M. Dion (Mathieu) : Quand vous
étiez là, est-ce que Bombardier vous tenait vraiment au courant de ce qui
allait...
Mme Anglade : Moi, j'étais
tout le temps... ah oui! mais pas juste avec Bombardier, avec les grands
donneurs d'ordres. On est tout le temps en discussions avec eux. Il faut être
en discussions avec les grands donneurs d'ordres.
M. Dion (Mathieu) : Donc,
pensez-vous que c'est différent avec la CAQ maintenant?
Mme Anglade : Bien, je ne le
vois pas. Je veux dire, un exemple de ça, c'est... honnêtement, la question sur
le groupe Velan, vous me direz : Ce n'est pas une aussi grande
entreprise...
M. Dion (Mathieu) : Non, mais si
on parle de Bombardier précisément?
Mme Anglade : Précisément.
Absolument. Il faut être constamment en communication.
M. Dion (Mathieu) :
...Bombardier, est-ce qu'ils vous tenaient au courant? Est-ce qu'ils vous
tenaient impliqués dans tout?
Mme Anglade : Absolument. On
était impliqués, on était impliqués.
M. Dion (Mathieu) : Est-ce
qu'il y a des choses qu'on croit que ça pourrait être différent maintenant?

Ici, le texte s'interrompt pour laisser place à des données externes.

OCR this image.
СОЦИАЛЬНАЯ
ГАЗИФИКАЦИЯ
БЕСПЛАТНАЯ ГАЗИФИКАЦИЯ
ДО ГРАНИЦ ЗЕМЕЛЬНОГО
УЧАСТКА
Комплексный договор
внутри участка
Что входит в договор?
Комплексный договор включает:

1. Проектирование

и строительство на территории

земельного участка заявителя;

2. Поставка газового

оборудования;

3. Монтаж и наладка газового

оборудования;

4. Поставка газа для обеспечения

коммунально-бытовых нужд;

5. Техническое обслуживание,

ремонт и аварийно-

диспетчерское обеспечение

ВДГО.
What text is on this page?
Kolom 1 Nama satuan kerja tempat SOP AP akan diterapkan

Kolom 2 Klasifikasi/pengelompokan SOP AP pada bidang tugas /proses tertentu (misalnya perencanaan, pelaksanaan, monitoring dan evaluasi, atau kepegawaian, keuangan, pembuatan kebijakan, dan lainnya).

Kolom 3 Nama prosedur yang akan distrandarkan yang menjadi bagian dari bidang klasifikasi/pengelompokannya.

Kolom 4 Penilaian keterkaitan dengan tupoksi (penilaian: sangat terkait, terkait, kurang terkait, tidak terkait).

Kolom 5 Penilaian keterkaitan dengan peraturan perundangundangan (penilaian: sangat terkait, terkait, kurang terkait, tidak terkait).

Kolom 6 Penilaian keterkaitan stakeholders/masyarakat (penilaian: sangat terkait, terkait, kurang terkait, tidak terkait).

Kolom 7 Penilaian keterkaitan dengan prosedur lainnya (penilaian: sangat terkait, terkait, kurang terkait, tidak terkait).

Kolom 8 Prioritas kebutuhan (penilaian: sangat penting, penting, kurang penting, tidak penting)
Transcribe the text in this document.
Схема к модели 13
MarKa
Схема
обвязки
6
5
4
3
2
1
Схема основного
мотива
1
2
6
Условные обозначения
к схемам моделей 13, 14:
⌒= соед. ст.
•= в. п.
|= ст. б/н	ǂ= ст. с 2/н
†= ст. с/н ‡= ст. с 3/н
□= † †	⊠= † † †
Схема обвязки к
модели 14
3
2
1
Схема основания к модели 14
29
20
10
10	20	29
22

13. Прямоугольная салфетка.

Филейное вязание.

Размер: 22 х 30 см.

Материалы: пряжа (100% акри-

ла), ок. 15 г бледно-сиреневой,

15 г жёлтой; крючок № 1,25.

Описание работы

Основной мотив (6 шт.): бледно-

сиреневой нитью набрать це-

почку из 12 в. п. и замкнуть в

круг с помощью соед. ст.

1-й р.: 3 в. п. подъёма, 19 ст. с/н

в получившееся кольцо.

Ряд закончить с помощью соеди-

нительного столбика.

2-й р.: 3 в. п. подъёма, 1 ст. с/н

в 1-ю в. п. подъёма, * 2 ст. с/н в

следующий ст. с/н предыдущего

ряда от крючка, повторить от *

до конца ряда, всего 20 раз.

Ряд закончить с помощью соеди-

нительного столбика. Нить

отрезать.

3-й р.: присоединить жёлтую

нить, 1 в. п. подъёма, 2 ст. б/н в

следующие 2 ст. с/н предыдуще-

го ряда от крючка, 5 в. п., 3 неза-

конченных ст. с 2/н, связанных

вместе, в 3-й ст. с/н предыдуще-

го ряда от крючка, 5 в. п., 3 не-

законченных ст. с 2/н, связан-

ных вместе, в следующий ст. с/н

Mme Anglade : Je ne le sais
pas. À eux de répondre à la question. Mais, quand je vois que l'on nous parle
de la vente de CRJ à Mitsubishi, je n'ai rien entendu de la part du
gouvernement pour venir rassurer les employés de ce secteur. Je n'ai rien
entendu, pas une communication, je n'ai rien vu. Alors, la question se pose :
Où sont-ils sur cet enjeu-là? Et on les voit absents sur d'autres enjeux. On
peut se poser la question : Où sont-ils?
Une voix
: Merci.
Mme Anglade : Merci.
(Fin à 11 h 36)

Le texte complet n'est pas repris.